Assumptions Shattered as Emerging Markets Get Trade Wake-Up Call
(Bloomberg) -- Emerging-market assets have risen this year based largely on two assumptions: trade talks between Washington and Beijing would gradually progress toward a deal and the U.S. Federal Reserve would stay dovish.
Two tweets from U.S. President Donald Trump on Sunday shattered the former, sending emerging markets into a tailspin, even as the latter still holds true. China’s yuan plummeted on Monday and its main stock index sank the most in more than three years, dragging assets including South Africa’s rand and Turkish stocks down with them.
The retreat suggests that weeks of positive comments from U.S. and Chinese negotiators had led investors to get complacent over the outlook for an agreement. The MSCI Emerging Markets stock index has climbed more than 10 percent this year, while a Bloomberg Barclays index of developing-nation dollar debt has advanced 6 percent.
“This is reality checking in,” said Per Hammarlund, chief emerging-market strategist at SEB AB in Stockholm. “Even if they do reach an agreement -- and I think they will -- the risk of a delay is quite significant. It’s a risk that will linger for the better part of the year and probably into next year as well. The market had pretty much ignored this.”
The rand and Turkish lira -- the two biggest losers globally on Monday -- will be among the hardest-hit currencies, according to Hammarlund, while the Russian ruble may be relatively unscathed.
Stocks could have a long way to fall. The MSCI World with China Exposure Index soared to a record high last month on optimism that a trade deal would boost Chinese demand for imports. That optimism is now looking premature.

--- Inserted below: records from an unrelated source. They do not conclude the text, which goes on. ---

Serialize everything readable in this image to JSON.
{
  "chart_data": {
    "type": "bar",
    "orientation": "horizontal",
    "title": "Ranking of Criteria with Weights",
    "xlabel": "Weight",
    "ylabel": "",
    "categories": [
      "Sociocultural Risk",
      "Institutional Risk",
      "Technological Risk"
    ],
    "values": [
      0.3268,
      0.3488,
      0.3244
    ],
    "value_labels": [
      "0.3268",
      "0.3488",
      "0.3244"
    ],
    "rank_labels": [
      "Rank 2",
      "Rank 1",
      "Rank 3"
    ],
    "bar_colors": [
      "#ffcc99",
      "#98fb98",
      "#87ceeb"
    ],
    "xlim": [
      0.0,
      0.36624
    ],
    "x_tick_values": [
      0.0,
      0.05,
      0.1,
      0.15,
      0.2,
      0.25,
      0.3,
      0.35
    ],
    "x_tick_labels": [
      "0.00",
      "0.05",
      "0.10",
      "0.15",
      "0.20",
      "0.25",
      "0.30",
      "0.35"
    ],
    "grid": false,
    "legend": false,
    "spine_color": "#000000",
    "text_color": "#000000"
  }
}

Still, some investors saw a buying opportunity in Monday’s rout. Kathryn Rooney Vera, head of research at Bulltick LLC in Miami, recommended the MSCI EM Index, telling Bloomberg TV that an eventual trade accord would spur inflows into the asset class. She saw potential value in Brazil, Mexico and China.
Following Monday’s slump, the gap between valuations based on future earnings for the S&P 500 Index and the emerging-market measure widened to the most since November.
How markets move in the coming weeks may now depend on whether there’s much bite behind Trump’s bark, according to Societe Generale SA.
“The news in the past 12 hours has thrown a monkey wrench” into the theme that a stable yuan would anchor developing-nation assets as a whole, said Jason Daw, a SocGen analyst in Singapore. “The market was basically fully priced for a positive outcome on the U.S.-China trade talks given the prior positive comments from both sides.”